There was a firm knock on the door followed by “Jonathan dearie, breakfast.”
Jonathan rolled from bed grabbing his towel and bathrobe “Coming Madam Dufrey”
Madam Dufrey Jonathan’s landlady and proprietor of the Blue Moon was a sweet old lady nearer to 70 than 80 with a kindly disposition and a keen eye for opportunities. She was also the Ward Captain for United Hospitality Workers Local 189, and had a reputation as somewhat of a tough old bird. Wrapping himself in his robe, Jonathan trundled downstairs to the shower he shared with his three neighbors who lived on the floor below. Agatha was already waiting outside the door, indicating either Sumi or Albert was currently occupying the show
er.
Agatha glanced over at him and flashed him a delightful yet sleepy smile. She was a blonde, blue-eyed girl, in her mid twenties who shared Jonathan’s love of chess. Jonathan and Agatha had a regular Sunday morning game, after she returned from service at New Temple of Zion Everlasting. The water shut off and Albert, emerged, drying his hair while neglecting to cover any other part of his anatomy.
“Well good morning sailor,” Albert said with a wink.
Jonathan just shook his head and rolled his eyes. Despite Jonathan having resided in the Blue Moon for more than two years, and providing ample evidence he was neither gay, nor bisexual, nor pansexual, nor remotely curious, Albert had refused to give up his pursuit, though at this point Albert was mostly just trying to ruffle Jonathan's feathers.

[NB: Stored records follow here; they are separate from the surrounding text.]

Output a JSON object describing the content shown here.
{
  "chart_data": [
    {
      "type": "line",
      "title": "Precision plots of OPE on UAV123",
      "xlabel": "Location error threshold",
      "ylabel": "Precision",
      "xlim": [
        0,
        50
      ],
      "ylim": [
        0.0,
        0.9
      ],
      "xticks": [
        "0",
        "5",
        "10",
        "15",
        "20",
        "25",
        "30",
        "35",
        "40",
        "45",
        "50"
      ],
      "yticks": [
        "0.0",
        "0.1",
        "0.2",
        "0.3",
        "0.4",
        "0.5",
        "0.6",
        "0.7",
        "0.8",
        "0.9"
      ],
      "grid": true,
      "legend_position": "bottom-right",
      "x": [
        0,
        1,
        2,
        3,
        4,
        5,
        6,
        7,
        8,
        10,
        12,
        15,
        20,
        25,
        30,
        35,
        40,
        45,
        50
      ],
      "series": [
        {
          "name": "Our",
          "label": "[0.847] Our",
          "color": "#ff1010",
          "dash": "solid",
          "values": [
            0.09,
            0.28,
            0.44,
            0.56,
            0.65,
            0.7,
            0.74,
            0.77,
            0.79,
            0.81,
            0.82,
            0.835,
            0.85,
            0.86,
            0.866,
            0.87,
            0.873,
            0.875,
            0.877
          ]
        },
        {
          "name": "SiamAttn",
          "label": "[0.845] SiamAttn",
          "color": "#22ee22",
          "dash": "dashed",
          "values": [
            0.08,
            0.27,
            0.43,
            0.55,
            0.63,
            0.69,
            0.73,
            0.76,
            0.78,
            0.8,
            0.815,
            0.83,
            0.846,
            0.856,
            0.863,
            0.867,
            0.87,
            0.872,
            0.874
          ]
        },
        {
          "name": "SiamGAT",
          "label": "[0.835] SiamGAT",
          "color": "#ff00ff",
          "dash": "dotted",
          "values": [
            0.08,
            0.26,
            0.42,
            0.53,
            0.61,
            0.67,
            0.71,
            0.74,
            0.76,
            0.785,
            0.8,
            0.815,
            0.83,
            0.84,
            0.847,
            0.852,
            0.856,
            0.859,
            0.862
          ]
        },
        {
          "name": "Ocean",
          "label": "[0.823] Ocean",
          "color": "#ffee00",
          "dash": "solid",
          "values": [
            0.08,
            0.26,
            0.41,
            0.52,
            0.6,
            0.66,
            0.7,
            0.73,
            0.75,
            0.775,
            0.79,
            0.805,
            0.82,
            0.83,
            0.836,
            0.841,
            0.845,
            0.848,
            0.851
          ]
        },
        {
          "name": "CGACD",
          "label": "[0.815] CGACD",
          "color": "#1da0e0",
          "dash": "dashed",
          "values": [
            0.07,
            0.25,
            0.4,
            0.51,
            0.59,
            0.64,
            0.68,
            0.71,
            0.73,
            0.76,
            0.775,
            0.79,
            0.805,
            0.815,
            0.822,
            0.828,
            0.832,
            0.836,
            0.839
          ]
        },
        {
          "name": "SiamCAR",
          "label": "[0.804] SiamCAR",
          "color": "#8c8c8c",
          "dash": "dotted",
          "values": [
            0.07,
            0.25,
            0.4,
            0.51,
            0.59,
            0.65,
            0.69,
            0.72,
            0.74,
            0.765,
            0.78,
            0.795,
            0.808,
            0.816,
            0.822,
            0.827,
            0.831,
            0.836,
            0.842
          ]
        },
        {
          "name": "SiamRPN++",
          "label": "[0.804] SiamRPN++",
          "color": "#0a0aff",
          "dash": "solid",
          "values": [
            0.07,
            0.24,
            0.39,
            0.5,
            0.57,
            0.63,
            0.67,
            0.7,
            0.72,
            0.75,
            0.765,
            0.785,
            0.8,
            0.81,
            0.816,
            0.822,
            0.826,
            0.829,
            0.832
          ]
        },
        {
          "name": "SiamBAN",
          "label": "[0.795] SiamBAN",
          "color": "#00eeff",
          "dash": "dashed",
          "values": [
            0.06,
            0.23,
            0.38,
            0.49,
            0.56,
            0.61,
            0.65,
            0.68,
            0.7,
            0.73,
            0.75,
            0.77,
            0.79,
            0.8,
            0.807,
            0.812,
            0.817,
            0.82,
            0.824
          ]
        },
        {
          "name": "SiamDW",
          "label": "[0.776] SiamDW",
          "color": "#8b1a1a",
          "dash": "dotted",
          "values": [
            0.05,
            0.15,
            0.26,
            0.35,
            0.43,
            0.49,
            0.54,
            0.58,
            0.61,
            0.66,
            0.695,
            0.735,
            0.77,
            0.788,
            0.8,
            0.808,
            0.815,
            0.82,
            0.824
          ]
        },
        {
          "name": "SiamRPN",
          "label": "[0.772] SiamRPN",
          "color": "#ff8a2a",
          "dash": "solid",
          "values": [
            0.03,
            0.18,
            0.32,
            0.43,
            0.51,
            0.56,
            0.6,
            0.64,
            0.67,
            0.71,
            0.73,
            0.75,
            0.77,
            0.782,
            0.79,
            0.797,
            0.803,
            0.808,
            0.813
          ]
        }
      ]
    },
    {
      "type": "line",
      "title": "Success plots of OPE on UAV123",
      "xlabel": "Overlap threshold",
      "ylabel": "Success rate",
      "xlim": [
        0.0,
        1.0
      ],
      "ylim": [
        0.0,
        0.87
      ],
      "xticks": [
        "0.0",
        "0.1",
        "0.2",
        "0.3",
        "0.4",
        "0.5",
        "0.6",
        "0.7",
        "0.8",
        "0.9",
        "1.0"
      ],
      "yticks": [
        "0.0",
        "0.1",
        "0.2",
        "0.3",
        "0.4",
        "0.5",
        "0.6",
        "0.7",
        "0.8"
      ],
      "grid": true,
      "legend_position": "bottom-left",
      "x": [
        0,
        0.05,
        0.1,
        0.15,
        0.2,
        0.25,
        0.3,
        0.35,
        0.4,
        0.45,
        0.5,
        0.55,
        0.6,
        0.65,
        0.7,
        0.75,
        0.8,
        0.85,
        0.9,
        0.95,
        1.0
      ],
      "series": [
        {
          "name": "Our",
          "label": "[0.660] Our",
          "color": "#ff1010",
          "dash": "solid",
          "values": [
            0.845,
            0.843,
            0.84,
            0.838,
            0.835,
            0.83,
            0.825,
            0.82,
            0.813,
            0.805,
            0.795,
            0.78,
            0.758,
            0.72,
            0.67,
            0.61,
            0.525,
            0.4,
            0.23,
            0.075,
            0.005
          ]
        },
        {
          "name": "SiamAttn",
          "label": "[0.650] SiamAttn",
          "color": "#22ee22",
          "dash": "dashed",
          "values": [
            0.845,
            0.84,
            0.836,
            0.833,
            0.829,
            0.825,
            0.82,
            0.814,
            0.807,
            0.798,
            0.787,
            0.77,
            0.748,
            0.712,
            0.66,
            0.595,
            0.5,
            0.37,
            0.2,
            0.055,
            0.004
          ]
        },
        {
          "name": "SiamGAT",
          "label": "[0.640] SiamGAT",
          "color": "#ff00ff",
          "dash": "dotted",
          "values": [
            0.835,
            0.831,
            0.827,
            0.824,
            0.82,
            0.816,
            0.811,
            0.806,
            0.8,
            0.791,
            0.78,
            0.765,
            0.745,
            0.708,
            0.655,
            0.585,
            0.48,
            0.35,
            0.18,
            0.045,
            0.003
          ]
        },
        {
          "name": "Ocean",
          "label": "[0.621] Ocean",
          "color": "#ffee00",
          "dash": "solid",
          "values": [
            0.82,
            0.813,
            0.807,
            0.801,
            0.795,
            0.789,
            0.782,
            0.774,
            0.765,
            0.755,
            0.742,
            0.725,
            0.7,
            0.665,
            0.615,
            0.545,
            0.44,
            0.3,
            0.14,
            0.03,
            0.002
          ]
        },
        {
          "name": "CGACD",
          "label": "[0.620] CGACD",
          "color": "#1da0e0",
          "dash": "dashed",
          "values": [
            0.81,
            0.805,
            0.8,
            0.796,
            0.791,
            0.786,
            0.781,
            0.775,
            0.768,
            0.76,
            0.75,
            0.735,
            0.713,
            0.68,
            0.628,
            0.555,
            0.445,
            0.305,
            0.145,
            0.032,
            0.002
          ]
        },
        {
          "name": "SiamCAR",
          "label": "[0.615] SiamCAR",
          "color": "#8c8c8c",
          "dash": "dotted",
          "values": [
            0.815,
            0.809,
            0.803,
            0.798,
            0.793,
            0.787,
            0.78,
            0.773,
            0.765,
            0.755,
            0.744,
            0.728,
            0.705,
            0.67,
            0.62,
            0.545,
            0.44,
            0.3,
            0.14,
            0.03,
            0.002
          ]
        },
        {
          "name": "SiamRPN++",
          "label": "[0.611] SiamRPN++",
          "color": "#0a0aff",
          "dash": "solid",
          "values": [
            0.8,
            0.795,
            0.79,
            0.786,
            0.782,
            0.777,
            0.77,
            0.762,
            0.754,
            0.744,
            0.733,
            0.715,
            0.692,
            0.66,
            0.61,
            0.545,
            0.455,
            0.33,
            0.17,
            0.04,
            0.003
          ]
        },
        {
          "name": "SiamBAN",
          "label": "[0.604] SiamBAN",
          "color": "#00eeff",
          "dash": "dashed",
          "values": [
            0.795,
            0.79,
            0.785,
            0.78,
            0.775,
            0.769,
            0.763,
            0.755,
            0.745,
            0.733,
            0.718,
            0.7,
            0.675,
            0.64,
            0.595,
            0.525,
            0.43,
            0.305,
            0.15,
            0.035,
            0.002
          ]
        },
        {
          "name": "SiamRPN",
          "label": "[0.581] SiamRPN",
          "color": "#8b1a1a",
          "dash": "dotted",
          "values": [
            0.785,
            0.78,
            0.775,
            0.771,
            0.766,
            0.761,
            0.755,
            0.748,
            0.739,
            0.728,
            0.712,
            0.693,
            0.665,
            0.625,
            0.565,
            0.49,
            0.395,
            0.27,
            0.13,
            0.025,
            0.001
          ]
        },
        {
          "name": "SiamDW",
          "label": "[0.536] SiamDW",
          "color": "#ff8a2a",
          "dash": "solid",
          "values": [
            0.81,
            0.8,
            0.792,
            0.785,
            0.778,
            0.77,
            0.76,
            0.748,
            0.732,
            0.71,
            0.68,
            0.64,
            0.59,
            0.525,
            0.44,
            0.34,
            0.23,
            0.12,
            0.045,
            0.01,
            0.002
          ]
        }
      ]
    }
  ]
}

Acknowledging Jonathan’s lack of response, and refusal to so much as glance below his neckline, Albert strode back to his room, his towel draped over his shoulder putting all he had into his stride. Agatha jerked her head toward the bathroom door in-between giggles. Jonathan nodded his thanks as he walked in and closed the door, when he wasn’t the first to the shower on weekdays his neighbors would let him go ahead of them. After all, he had to commute to work across town while they all worked out of their rooms. Jonathan felt a small thrill as the warm water splashed over him. The shower room was a luxury in itself; it contained the shower, which was large enough for four people and had 180 degree massaging jets with 17 settings, but also a tub large enough to sit six comfortably. The room had been designed to be the fourth bedroom on the floor, but Madame Dufrey had turned it into a luxury bath suite, for the clients who preferred that sort of thing. Jonathan loved hot showers more than just about anything else. He’d grown up the son of a spacer on a cargo tramp vessel plying the outbound trade lanes. There were no showers on tramp freighters, and no baths. You cleaned yourself with vibe showers- a small booth that shot out a series of sound waves to loosen the gunk and grime from your skin. They said it was better than the old fashioned way, but it sure didn’t feel as good. Unfortunately, the requirement of being in the office by 9am meant Jonathan had less than ten minutes to indulge himself, and considering that Agatha was still waiting outside Jonathan wanted to be timely. Drying himself, Jonathan put his robe on and smiled at Agatha as he headed back upstairs to change. She returned the smile readily, and with a wink slipped into the shower. Jonathan shook his head in wry amusement as he climbed the stairs.